Я молчу, обдумывая эту фразу и вкрадчивый тон, которым она была произнесена. Вот и первое подтверждение словам Антона, что Дима изо всех сил постарается мне не навредить. Быть может, кто-то другой на моем месте испытал бы благодарность, но я нахожу в себе лишь отголосок смутного отвращения вкупе с презрением. Вместо того чтобы остановить Ромашку, а я уверен, что именно он – причина внезапного ночного звонка, Дима просто предупреждает меня об опасности. Хорошо, должно быть, ему сидится на обоих стульях, вот только я не собираюсь относиться к его помощи с благодарностью.

– Ясно. Понял.

Сбрасываю звонок и тут же набираю Антону. Десять самых длинных гудков в моей жизни, и Васильев отвечает так бодро, будто не ложился.
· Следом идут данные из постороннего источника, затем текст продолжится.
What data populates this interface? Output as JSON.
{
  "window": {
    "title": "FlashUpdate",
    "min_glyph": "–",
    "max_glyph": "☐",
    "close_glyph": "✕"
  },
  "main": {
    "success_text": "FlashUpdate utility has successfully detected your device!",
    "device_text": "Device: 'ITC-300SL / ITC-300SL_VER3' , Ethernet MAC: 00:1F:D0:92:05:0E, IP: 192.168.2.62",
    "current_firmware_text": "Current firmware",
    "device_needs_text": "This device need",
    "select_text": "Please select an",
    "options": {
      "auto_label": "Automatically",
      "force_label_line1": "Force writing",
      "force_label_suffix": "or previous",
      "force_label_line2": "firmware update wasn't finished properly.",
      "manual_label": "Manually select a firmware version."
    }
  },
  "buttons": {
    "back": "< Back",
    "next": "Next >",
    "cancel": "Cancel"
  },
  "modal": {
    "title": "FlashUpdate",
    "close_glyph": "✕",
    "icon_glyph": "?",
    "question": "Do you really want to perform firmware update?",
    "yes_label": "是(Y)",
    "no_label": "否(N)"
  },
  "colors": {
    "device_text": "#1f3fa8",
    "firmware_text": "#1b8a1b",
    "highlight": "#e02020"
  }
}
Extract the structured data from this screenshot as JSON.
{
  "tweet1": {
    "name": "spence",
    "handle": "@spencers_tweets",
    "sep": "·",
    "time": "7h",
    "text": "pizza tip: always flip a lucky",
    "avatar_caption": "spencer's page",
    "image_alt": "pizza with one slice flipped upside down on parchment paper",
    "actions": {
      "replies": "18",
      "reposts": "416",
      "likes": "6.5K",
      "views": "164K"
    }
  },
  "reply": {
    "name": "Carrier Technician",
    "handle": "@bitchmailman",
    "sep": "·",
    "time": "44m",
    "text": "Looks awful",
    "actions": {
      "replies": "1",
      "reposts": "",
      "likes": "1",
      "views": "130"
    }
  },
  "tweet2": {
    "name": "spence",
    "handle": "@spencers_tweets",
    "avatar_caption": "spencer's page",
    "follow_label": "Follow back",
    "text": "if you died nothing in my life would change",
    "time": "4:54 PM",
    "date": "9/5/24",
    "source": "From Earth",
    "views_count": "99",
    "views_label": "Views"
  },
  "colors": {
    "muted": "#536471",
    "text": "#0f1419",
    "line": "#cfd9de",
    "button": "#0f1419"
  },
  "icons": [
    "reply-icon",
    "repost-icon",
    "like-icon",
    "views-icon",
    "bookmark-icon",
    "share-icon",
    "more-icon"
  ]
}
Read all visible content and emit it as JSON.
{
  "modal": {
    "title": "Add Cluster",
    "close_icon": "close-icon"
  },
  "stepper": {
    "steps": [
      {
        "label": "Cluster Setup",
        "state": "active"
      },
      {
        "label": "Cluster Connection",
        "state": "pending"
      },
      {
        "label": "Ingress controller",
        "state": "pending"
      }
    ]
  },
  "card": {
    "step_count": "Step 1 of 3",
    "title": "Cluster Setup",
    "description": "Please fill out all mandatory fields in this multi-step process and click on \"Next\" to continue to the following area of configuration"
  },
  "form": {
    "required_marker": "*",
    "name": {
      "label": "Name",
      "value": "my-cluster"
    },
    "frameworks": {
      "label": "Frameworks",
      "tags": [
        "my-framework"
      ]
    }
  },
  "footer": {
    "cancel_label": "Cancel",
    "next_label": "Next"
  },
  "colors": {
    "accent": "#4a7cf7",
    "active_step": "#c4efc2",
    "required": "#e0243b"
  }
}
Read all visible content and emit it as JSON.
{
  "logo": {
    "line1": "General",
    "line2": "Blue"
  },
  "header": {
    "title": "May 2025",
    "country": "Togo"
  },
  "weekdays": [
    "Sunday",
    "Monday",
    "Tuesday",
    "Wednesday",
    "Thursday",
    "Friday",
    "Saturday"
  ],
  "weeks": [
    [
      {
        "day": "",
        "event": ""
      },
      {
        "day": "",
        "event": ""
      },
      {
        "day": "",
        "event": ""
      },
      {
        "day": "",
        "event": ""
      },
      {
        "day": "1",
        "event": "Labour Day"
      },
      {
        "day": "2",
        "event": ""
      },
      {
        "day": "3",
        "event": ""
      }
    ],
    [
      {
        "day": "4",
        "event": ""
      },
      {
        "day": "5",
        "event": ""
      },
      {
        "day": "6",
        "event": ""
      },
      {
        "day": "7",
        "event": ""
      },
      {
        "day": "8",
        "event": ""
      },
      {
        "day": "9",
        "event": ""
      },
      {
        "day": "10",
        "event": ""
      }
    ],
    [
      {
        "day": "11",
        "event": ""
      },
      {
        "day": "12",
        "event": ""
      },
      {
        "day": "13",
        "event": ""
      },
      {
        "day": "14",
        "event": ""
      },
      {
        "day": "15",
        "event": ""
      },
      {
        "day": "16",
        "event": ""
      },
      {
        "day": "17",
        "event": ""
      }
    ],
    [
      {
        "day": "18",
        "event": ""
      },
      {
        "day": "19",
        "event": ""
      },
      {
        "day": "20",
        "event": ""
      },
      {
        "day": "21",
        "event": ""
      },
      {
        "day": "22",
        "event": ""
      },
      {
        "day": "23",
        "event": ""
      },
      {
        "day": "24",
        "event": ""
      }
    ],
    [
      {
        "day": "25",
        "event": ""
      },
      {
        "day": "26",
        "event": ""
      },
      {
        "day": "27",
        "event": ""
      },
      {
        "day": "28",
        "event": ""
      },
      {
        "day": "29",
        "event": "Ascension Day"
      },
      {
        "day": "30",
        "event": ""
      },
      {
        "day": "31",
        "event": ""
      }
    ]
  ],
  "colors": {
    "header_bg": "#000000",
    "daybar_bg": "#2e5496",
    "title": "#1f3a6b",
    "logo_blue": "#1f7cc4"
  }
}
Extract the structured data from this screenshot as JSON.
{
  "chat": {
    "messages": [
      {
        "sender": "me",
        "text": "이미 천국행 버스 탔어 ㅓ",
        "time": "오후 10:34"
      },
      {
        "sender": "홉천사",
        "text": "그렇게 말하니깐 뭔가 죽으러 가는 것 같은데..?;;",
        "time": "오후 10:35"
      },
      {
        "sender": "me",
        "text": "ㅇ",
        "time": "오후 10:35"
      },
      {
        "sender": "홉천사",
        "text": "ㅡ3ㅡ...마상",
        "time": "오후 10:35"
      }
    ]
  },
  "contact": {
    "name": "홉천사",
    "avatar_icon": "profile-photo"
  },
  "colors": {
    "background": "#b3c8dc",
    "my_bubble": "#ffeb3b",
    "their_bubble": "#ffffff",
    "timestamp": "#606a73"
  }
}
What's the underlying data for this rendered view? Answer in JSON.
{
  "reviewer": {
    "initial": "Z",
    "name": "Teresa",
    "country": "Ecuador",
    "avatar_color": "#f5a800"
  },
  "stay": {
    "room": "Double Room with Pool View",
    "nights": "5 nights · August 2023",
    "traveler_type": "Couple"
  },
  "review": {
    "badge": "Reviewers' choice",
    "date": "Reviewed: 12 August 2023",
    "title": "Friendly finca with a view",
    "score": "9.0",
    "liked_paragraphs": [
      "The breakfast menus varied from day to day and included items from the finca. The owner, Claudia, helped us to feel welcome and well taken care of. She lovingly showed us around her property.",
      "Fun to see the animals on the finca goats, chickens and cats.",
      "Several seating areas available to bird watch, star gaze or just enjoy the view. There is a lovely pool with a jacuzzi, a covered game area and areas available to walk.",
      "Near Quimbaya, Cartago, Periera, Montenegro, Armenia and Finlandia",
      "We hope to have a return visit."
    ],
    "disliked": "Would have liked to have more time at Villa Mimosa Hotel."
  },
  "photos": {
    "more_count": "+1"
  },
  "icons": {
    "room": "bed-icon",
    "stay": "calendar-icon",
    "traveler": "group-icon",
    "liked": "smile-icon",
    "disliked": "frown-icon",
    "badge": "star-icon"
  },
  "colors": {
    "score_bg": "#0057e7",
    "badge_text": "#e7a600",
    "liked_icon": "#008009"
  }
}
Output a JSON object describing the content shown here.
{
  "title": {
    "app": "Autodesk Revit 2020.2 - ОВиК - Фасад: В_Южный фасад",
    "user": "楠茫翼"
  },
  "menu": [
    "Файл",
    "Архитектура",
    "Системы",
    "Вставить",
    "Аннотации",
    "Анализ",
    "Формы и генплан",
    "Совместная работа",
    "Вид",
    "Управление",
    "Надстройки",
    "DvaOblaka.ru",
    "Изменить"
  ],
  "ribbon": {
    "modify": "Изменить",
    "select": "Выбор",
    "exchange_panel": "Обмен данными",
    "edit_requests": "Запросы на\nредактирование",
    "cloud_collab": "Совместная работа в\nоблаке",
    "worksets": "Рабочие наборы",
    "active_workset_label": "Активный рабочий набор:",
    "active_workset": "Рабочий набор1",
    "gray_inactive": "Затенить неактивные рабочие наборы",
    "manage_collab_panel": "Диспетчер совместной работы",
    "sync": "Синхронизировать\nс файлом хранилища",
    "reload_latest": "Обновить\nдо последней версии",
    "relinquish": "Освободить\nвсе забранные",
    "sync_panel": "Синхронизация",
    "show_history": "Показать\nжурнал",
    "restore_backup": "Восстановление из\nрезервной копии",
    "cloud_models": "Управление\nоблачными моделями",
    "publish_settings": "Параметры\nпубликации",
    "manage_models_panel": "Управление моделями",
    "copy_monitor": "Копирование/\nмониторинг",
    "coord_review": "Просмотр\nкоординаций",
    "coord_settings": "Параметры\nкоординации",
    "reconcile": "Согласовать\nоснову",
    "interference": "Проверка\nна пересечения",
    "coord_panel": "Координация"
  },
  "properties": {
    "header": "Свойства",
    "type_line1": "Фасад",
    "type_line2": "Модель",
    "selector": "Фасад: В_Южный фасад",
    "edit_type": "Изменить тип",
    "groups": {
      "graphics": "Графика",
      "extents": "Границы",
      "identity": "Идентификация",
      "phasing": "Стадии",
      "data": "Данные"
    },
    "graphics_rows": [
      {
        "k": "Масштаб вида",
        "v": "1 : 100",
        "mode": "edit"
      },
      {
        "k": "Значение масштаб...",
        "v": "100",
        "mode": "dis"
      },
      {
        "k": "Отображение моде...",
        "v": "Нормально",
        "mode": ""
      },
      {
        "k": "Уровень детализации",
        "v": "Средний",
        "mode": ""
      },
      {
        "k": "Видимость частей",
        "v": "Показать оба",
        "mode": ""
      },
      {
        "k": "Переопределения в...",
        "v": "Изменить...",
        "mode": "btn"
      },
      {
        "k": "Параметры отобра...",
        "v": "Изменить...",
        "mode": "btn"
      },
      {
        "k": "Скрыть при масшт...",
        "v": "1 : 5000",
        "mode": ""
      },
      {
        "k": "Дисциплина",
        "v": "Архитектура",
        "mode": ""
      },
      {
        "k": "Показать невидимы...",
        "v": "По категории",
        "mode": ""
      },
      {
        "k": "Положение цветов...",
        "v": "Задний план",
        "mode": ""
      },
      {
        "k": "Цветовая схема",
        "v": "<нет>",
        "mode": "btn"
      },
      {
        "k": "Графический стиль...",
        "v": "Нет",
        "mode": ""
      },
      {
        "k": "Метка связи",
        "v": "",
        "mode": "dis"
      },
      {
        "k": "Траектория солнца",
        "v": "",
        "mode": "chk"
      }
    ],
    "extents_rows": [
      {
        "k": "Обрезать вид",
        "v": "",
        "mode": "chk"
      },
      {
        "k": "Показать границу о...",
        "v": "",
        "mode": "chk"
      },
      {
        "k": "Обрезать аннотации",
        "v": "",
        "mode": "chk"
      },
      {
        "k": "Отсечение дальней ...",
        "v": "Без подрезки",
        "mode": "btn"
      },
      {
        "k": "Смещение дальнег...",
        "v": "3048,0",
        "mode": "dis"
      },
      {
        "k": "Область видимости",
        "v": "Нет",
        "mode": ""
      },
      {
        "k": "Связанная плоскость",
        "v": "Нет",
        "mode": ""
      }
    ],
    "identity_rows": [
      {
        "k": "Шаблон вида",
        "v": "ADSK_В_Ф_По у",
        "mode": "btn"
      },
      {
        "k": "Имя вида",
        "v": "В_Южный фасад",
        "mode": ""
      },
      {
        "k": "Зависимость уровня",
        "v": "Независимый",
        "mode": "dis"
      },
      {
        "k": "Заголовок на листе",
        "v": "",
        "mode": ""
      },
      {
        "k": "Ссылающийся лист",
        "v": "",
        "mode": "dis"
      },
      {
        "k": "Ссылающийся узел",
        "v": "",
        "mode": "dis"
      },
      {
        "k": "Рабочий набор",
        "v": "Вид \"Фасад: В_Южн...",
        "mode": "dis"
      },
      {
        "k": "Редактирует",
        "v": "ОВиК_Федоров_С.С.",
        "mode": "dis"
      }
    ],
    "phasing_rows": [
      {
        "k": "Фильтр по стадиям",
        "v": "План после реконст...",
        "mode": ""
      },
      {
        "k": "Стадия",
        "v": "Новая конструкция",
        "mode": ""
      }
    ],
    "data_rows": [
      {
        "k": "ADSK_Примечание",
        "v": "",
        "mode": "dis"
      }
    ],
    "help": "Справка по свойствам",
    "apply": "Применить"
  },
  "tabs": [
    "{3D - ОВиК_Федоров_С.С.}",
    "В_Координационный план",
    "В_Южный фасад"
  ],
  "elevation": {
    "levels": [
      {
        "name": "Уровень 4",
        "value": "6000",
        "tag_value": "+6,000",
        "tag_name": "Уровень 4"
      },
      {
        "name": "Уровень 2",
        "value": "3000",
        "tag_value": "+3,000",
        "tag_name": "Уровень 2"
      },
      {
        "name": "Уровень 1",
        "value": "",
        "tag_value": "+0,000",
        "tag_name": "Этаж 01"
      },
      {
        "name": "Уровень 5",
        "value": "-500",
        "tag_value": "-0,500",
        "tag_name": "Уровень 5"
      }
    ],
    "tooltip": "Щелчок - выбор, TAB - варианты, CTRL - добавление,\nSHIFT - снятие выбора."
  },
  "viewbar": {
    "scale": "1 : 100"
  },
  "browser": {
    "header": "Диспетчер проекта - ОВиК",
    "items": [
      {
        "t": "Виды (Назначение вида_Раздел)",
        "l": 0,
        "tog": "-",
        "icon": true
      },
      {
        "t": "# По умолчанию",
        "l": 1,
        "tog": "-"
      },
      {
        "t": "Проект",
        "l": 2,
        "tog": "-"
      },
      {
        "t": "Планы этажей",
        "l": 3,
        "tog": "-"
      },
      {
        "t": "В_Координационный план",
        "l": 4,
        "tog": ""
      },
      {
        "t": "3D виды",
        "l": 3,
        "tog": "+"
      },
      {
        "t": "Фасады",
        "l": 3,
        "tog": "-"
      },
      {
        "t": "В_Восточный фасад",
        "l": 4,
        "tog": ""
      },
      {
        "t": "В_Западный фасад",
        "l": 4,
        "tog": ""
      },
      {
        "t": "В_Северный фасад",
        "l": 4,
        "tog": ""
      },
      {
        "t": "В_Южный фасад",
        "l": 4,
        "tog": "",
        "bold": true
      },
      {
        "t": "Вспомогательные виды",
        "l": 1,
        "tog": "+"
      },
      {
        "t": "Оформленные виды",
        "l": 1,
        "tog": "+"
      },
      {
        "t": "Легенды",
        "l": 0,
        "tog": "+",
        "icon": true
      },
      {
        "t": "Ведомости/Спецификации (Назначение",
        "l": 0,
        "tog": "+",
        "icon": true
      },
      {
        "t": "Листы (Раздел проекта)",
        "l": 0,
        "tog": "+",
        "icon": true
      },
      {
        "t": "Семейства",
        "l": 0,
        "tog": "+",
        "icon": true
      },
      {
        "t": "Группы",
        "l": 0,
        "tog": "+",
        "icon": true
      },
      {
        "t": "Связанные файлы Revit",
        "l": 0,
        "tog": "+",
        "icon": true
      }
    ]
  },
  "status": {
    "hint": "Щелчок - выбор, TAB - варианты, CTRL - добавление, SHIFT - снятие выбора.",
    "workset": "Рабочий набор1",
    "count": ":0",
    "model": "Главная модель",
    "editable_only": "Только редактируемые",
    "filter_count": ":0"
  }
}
– Ты вообще в курсе, который час?

– Час для внеплановой прогулки, – я уже поднимаюсь, нахожу джинсы и толстовку, спешно одеваюсь, при этом зажимая телефон между ухом и плечом. Неясная нервозность в одно мгновение сменяется статичным спокойствием. Сейчас, после бурной вспышки, меня не трогает уже ничего: внутри остается только мрачная решимость. – Выгоняй свой хваленый лексус, мы едем осматривать каньон.

– Что-то случилось? – Антон тут же становится предельно серьезным. Судя по стуку ящиков, он уже подскочил с места и ищет одежду.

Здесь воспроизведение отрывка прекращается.